A lot of people are very wary of artificial intelligence, and I think I know why. We’ve all been fed this rhetoric about AI and robot overlords (you gotta love science fiction), but that’s not the reality at all – at least not for now. Unfortunately for those people, trying to humanise computers is not the answer to their fears. For AI to work, we need computers to think like computers. That’s the bottom line.
Busting some myths
There’s still a lot of confusion around what AI actually is. This has led to an inherent misunderstanding about how AI should work, that may actually be stunting advancements towards creating machines that are completely autonomous. We need to learn to distinguish between AI that needs humans to define exactly what and how it should learn, and AI where humans actually present somewhat of a problem to the machine – letting it work out how to solve a problem based on its own experience and capabilities.
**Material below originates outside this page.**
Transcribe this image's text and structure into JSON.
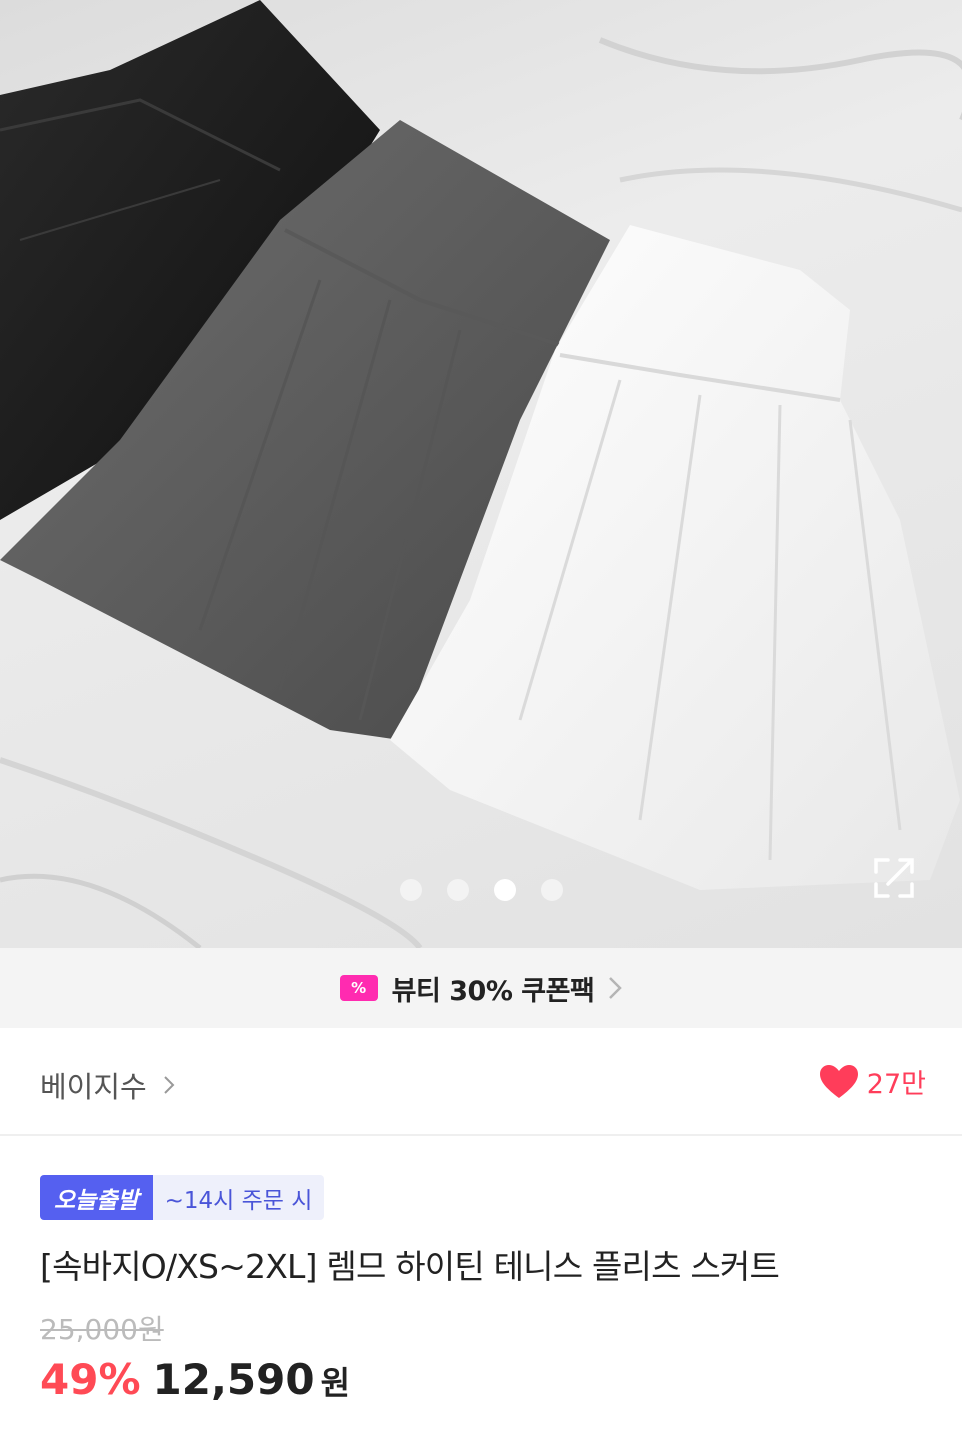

The AI that helps Google Assistant crack jokes, or enables Netflix and Spotify to learn your taste, is an example of the former. It’s machine learning, which is basically just a way of programming machines to perform tasks, dictated to them by humans. Neural networks, whose operations take after the human brain, are even more advanced versions of human-driven AI. Neural networks are incredible, but they still have to do what we’ve taught them to do. This is where the problem comes in: it’s concerning when we begin to confuse a machine capable of writing a book, with a machine that has the creativity to write a book. These machines will always do what we ask of them, in the way that we ask them to do it. That is not autonomy. Truly autonomous machines will need to think for themselves, not like the people that created them. For AI to work, we need computers to think like computers.
What will this look like?
Look, we can never actually teach a computer intuition. It’s not a goal we should aspire to, because we may never build a machine that thinks like a human. Rather, we should encourage machines to understand the given task in its own way, and come up with solutions by using the advantages that they have to compensate for not being human.
Truly autonomous AI can only be achieved when we overcome our fear of AI and our narrow-mindedness around learning and understanding. Centering humans in discussions around AI is completely unhelpful when we’re trying to advance the technology. We need to accept that for AI to work, we need computers to think like computers. They’ll be vastly more efficient, and we’ll all be better off for it.